For about 60% of the anonymous individuals whose genomes were analyzed, all of them of European descent, the researchers were able to find a relative at the level of third cousin or closer. For about 15% of these people, the closest relative found was a second cousin or closer, the study showed.
Here, Erlich’s team found that the two databases, which use different strategies for identifying biological relatives, provided very similar results. This proved that the method can be replicated using different databases, he said.
Once relatives are found, an anonymous person can be re-identified by constructing a family tree, searching for additional relatives and then triangulating from there, the study illustrated when the team re-identified a woman from her “anonymous” — though publicly available — DNA information.
The data contained in genetic databases represent only a small portion of the total US population, Erlich noted. Once genetic databases cover roughly 2% of a population, though, nearly any person could be matched to at least a third cousin level and conceivably be identified by DNA, he and his co-authors estimate.
Given the rapid growth of consumer genomics, such possibilities are probably achievable in the near future, they conclude.
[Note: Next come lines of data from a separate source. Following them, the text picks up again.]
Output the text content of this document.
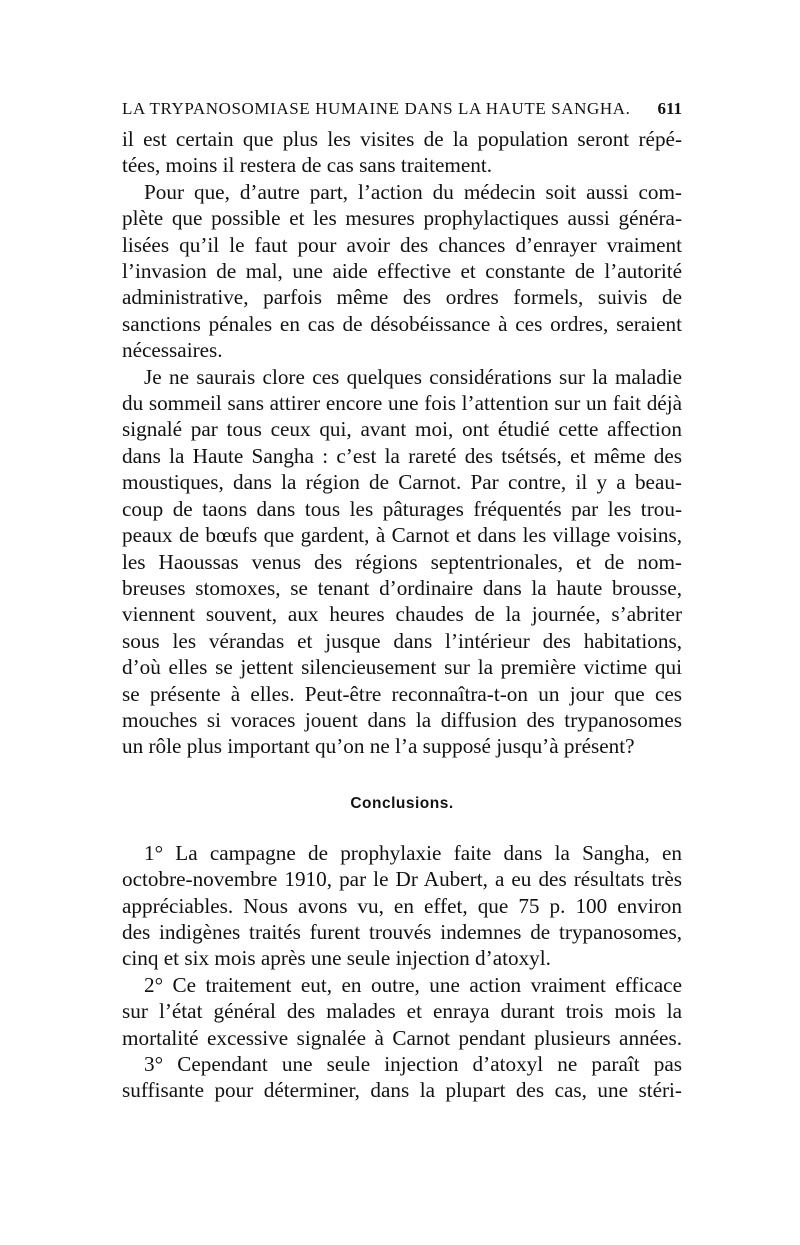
LA TRYPANOSOMIASE HUMAINE DANS LA HAUTE SANGHA. 611

il est certain que plus les visites de la population seront répé-
tées, moins il restera de cas sans traitement.

Pour que, d’autre part, l’action du médecin soit aussi com-
plète que possible et les mesures prophylactiques aussi généra-
lisées qu’il le faut pour avoir des chances d’enrayer vraiment
l’invasion de mal, une aide effective et constante de l’autorité
administrative, parfois même des ordres formels, suivis de
sanctions pénales en cas de désobéissance à ces ordres, seraient
nécessaires.

Je ne saurais clore ces quelques considérations sur la maladie
du sommeil sans attirer encore une fois l’attention sur un fait déjà
signalé par tous ceux qui, avant moi, ont étudié cette affection
dans la Haute Sangha : c’est la rareté des tsétsés, et même des
moustiques, dans la région de Carnot. Par contre, il y a beau-
coup de taons dans tous les pâturages fréquentés par les trou-
peaux de bœufs que gardent, à Carnot et dans les village voisins,
les Haoussas venus des régions septentrionales, et de nom-
breuses stomoxes, se tenant d’ordinaire dans la haute brousse,
viennent souvent, aux heures chaudes de la journée, s’abriter
sous les vérandas et jusque dans l’intérieur des habitations,
d’où elles se jettent silencieusement sur la première victime qui
se présente à elles. Peut-être reconnaîtra-t-on un jour que ces
mouches si voraces jouent dans la diffusion des trypanosomes
un rôle plus important qu’on ne l’a supposé jusqu’à présent?

Conclusions.

1° La campagne de prophylaxie faite dans la Sangha, en
octobre-novembre 1910, par le Dr Aubert, a eu des résultats très
appréciables. Nous avons vu, en effet, que 75 p. 100 environ
des indigènes traités furent trouvés indemnes de trypanosomes,
cinq et six mois après une seule injection d’atoxyl.

2° Ce traitement eut, en outre, une action vraiment efficace
sur l’état général des malades et enraya durant trois mois la
mortalité excessive signalée à Carnot pendant plusieurs années.

3° Cependant une seule injection d’atoxyl ne paraît pas
suffisante pour déterminer, dans la plupart des cas, une stéri-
Noah Rosenberg, a biology professor at Stanford University, said Erlich’s study “shows that the Golden State Killer case was not an anomaly.”
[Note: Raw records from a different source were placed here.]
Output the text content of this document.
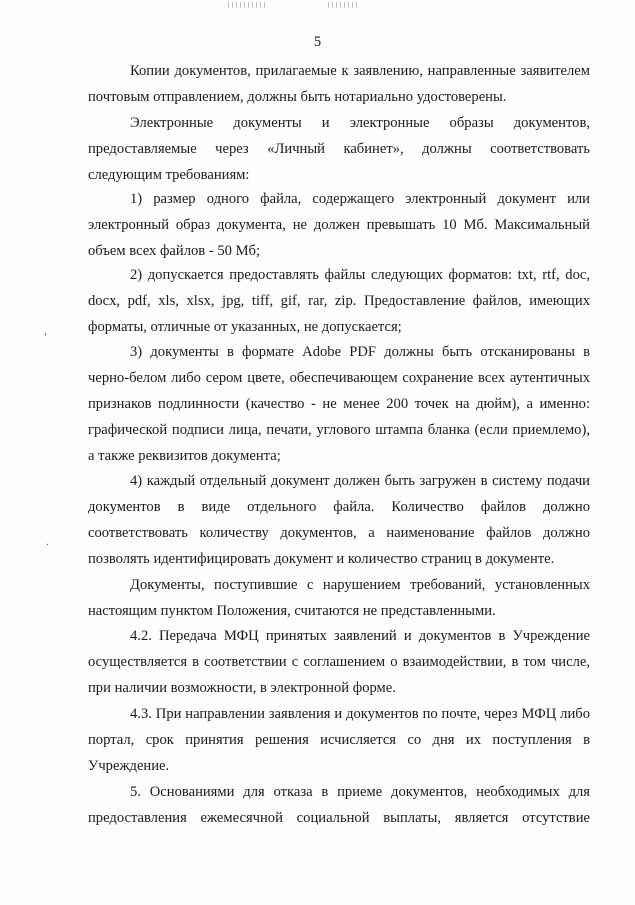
'
·
5

Копии документов, прилагаемые к заявлению, направленные заявителем почтовым отправлением, должны быть нотариально удостоверены.

Электронные документы и электронные образы документов, предоставляемые через «Личный кабинет», должны соответствовать следующим требованиям:

1) размер одного файла, содержащего электронный документ или электронный образ документа, не должен превышать 10 Мб. Максимальный объем всех файлов - 50 Мб;

2) допускается предоставлять файлы следующих форматов: txt, rtf, doc, docx, pdf, xls, xlsx, jpg, tiff, gif, rar, zip. Предоставление файлов, имеющих форматы, отличные от указанных, не допускается;

3) документы в формате Adobe PDF должны быть отсканированы в черно-белом либо сером цвете, обеспечивающем сохранение всех аутентичных признаков подлинности (качество - не менее 200 точек на дюйм), а именно: графической подписи лица, печати, углового штампа бланка (если приемлемо), а также реквизитов документа;

4) каждый отдельный документ должен быть загружен в систему подачи документов в виде отдельного файла. Количество файлов должно соответствовать количеству документов, а наименование файлов должно позволять идентифицировать документ и количество страниц в документе.

Документы, поступившие с нарушением требований, установленных настоящим пунктом Положения, считаются не представленными.

4.2. Передача МФЦ принятых заявлений и документов в Учреждение осуществляется в соответствии с соглашением о взаимодействии, в том числе, при наличии возможности, в электронной форме.

4.3. При направлении заявления и документов по почте, через МФЦ либо портал, срок принятия решения исчисляется со дня их поступления в Учреждение.

5. Основаниями для отказа в приеме документов, необходимых для предоставления ежемесячной социальной выплаты, является отсутствие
“In a pretty large fraction of cases, it would be possible to use the technique used in that case to identify the contributor of a DNA sample,” said Rosenberg, who was not involved in that study but is senior author of a separate study also published Thursday in the journal Cell.
In his study, Rosenberg and his co-authors wanted to see “if databases commonly used in forensic genetics can communicate with databases commonly used in biomedical, genealogical and personal genomics research.”
DNA evidence has been admissible in US courts since the late 1980s, and since then law enforcement has been collecting DNA. Because each type of database uses “different pieces of the genome,” Rosenberg said, the technique used in his study was different from the method employed in the Golden State Killer case.
One of the pathologists had preserved a DNA sample from the killer, and this allowed the cold case investigators to go back, resequence and identify more genetic markers than found in typical forensic reports, Rosenberg explained. “If the DNA sample is not available to do that, then what might typically be available would be the forensic genetic markers.”
With less data available to law enforcement, what happens when investigators do not have the ability to retest a DNA sample?
“It’s scientifically possible for links to be made between different types of database,” Rosenberg said. “We were able to find matches between samples in databases of non-overlapping genetic markers more than 90% of the time when they were samples from the same individual and around 30% of the time when they were samples from close relatives.
“Different databases constructed for different purposes might independently not provide enough information to reveal a person’s identity but by combining information from multiple databases identifications can be made,” he said.
His and Erlich’s studies “are both about this principle that connecting multiple databases reveals information that’s not contained in either databases and that might not be intended by the people who have made those databases,” he said.
Rosenberg hopes his study “will help catalyze a conversation among many different stakeholders in forensic genetics, genetic privacy and ancestry testing.”
Erlich and his co-authors concluded the study with ideas for reducing misuse of genetic databases. First, they call for changes to rules that allow discarded material in clinics to be subject to genetic testing. Requiring the consent of individuals before testing would “give better protection to human subjects,” Erlich said. They also suggest that consumer genetic companies adopt a better strategy of encryption so that there is a “technical means to differentiate between legitimate and illegitimate searches.”
Rosenberg said, “those ideas merit some discussion. Another idea could be about what type of information is viewed as admissible in court.”